[Date Prev][Date Next][Thread Prev][Thread Next][Date Index][Thread Index]

Re: subarch builds



Camm,

>Hi Clint!  Well, it looks like I've got a basic subarch package
>going.  For i386, for example, subarch specific builds are under
>/usr/lib/{xmm,3dnowext}, etc, which ldso will check first if the cpu
>is right.  
>
>This gives an install on a 'portable' /usr file system, but I'd like
>to see if I could reduce the disk usage somewhat.  Right now I just
>build everything for each subarch.
>
>Is there a way to separate out the arch specific kernels into a
>separate so, and keep the rest of the atlas library centralized?
>I.e. something like libatlas_kernel with all the specific goodies in
>it, and libatlas for the driver/generic routines?
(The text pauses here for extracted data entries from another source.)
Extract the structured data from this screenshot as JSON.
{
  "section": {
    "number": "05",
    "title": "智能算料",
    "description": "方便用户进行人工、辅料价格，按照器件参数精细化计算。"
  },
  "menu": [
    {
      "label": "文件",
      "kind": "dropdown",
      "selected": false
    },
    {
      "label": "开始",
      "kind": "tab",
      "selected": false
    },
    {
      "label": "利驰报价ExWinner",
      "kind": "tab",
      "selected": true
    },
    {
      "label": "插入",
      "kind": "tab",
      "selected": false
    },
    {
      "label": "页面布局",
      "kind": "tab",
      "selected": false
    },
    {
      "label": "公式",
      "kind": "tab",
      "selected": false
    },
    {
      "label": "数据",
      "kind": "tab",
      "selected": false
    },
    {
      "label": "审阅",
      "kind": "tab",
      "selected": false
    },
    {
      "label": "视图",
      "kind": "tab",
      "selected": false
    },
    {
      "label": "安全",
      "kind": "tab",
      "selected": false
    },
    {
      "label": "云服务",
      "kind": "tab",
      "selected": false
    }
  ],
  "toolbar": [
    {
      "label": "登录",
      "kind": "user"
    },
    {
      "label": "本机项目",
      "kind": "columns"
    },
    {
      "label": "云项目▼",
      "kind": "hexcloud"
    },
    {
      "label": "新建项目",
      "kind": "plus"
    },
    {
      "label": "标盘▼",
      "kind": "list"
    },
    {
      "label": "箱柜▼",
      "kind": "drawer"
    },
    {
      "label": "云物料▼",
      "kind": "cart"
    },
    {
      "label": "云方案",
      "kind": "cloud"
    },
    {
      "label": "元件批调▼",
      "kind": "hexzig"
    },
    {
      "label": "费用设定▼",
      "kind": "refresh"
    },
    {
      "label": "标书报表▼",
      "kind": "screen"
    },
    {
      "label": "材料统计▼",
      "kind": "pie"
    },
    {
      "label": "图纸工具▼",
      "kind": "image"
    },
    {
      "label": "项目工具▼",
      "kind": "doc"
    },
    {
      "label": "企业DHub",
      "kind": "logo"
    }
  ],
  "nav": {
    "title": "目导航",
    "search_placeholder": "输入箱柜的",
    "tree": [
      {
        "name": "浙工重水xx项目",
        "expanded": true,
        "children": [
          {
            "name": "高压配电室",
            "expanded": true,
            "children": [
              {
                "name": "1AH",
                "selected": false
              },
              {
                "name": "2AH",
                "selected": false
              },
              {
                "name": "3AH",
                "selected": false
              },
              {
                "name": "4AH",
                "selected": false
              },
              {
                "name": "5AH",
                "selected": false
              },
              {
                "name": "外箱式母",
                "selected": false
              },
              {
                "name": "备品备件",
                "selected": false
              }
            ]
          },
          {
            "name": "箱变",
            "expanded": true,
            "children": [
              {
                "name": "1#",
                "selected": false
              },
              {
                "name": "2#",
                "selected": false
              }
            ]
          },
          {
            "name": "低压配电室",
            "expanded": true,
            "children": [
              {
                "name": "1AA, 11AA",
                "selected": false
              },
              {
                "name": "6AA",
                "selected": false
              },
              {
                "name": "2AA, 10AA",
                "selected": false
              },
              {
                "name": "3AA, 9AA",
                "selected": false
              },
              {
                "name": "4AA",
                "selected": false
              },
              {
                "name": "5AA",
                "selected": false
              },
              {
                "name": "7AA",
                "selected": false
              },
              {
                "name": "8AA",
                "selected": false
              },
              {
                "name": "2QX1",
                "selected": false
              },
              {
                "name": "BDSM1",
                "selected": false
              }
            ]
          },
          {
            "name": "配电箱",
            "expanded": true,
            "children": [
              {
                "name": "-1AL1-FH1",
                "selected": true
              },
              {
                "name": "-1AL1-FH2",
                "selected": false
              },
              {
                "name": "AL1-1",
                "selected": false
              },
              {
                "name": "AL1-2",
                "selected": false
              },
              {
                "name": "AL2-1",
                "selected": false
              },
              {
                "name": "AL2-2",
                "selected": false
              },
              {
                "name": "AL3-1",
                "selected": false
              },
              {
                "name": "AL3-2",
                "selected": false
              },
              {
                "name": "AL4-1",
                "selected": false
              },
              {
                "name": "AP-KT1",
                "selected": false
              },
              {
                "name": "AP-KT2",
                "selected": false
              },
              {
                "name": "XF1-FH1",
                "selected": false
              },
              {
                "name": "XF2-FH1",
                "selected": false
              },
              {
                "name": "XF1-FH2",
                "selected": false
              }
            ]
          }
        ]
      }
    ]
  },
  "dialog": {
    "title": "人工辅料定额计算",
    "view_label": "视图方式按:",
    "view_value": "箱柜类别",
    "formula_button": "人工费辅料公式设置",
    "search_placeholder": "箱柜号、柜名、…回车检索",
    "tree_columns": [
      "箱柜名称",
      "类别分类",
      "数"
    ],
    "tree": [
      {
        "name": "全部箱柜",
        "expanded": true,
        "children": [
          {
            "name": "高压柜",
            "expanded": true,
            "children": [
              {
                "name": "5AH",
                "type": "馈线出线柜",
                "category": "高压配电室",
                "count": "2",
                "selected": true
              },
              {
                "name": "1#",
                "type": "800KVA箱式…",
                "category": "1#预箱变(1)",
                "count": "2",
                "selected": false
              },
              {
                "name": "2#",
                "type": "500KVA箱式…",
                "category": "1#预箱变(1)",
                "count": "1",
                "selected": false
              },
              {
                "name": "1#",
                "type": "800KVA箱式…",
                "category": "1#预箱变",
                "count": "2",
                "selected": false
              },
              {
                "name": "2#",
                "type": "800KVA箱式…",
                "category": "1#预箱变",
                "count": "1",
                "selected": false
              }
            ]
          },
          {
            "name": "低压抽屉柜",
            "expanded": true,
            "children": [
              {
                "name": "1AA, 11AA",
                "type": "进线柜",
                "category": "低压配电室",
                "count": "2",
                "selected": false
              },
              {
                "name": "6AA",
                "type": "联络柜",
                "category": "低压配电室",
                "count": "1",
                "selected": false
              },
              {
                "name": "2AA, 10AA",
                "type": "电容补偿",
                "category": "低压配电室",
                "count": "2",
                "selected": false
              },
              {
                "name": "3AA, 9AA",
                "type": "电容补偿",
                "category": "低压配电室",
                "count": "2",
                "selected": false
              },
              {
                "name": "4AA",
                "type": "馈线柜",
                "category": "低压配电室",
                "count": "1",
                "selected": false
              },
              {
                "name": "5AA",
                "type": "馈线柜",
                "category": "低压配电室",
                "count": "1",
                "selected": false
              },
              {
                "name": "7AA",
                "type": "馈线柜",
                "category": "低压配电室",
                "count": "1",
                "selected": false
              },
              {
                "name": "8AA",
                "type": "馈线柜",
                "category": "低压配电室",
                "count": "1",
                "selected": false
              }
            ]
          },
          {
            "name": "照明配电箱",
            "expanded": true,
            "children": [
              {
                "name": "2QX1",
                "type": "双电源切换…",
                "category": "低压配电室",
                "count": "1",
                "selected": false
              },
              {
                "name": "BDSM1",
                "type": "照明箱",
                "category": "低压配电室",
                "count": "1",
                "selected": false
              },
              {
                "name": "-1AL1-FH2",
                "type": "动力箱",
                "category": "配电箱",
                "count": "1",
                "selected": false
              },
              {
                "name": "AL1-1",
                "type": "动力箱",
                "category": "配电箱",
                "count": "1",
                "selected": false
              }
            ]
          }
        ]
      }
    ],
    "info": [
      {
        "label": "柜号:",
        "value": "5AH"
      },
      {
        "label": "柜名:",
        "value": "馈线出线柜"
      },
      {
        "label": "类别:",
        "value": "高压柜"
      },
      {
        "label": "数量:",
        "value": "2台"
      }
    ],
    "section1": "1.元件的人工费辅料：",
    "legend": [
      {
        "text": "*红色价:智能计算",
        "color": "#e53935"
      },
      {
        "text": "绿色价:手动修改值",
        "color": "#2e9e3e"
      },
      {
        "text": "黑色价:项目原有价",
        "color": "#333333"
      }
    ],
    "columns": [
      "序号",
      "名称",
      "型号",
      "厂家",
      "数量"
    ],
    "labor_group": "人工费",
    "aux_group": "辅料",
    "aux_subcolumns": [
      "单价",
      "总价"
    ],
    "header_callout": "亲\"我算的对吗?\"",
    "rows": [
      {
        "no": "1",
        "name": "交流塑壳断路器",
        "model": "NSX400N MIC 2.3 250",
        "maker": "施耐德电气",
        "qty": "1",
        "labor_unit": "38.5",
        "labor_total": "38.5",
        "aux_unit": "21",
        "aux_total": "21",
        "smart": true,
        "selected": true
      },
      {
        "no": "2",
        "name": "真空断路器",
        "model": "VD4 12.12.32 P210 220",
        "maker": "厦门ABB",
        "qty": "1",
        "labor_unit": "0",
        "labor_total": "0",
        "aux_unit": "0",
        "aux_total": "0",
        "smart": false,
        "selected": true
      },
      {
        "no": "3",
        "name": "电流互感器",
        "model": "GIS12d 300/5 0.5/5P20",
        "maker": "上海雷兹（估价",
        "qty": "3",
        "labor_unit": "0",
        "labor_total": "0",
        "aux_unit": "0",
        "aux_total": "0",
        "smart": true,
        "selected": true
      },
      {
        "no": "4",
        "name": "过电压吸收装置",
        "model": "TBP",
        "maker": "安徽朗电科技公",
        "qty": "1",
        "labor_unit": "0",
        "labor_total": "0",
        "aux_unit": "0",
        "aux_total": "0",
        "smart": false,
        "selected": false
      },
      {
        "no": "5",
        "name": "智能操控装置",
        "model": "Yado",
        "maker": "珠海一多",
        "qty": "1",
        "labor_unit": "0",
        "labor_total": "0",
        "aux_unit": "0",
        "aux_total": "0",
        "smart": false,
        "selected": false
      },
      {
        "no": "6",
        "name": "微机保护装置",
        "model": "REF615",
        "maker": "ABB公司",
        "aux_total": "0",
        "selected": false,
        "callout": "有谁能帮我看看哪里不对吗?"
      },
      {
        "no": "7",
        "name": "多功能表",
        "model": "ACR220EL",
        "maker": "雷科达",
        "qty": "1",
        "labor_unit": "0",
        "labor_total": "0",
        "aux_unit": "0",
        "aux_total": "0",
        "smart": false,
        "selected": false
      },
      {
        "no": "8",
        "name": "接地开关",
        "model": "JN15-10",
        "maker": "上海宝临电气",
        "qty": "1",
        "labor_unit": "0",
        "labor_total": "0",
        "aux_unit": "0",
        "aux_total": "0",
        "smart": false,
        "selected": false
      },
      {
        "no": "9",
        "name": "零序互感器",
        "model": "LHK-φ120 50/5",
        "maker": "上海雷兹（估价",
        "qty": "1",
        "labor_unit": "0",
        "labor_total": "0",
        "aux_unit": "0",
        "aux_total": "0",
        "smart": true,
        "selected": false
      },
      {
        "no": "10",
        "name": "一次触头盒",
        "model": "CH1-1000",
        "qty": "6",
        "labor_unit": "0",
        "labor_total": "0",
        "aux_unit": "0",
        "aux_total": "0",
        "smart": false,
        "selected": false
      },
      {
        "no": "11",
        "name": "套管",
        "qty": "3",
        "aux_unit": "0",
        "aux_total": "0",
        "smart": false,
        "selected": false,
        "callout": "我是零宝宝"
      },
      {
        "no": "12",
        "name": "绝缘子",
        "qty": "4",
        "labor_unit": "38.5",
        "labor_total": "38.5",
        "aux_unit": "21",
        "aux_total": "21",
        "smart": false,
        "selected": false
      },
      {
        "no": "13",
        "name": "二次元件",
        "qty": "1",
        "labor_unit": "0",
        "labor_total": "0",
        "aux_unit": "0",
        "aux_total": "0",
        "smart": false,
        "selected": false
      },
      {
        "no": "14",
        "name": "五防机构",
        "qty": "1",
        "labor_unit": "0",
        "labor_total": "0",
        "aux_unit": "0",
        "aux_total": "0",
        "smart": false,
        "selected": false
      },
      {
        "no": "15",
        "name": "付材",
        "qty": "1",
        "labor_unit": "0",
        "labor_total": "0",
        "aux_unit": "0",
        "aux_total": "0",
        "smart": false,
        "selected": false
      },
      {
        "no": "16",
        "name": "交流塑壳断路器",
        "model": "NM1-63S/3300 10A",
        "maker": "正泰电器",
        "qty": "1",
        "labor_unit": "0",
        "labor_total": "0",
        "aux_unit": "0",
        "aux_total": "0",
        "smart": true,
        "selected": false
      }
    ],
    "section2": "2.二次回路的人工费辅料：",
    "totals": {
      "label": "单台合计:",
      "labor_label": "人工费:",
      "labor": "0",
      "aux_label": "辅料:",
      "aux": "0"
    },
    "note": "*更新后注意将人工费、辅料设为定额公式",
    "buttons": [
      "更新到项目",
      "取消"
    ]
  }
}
I'm afraid not.  ATLAS was designed for speed, at pretty much the expense
of most everything else.  A lot of things that would be runtime queries
are instead compile time constants because of the obsession with performance.
For instance, one of the most important arch-dependant parameters is the
blocking factor, NB.  This guy is a compile-constant throughout the library,
which saves time (a lot of loops can be fully unrolled by the compiler,
no need to do lookups, etc), but it makes it so the entire Level 3 BLAS
are tied to the parameter . . .

The only tuning that I can really think of that is well isolated in this
way is CacheEdge (a parameter who's setting varies with L2), which is
referenced in only a few routines, leaving the bulk of the library
unchanged.  This means you could easily have the best lib for a 256K and
512K machine share 99% of their code, but I don't see PII/P4 or so on
being so easily merged.  There are several archs with significant overlap
(PIII/PII), but these overlaps are idiosyncratic, and I'm not sure it would
be worth spending the time tracking them down . . .

Let me know if I answered the question you asked :)
Clint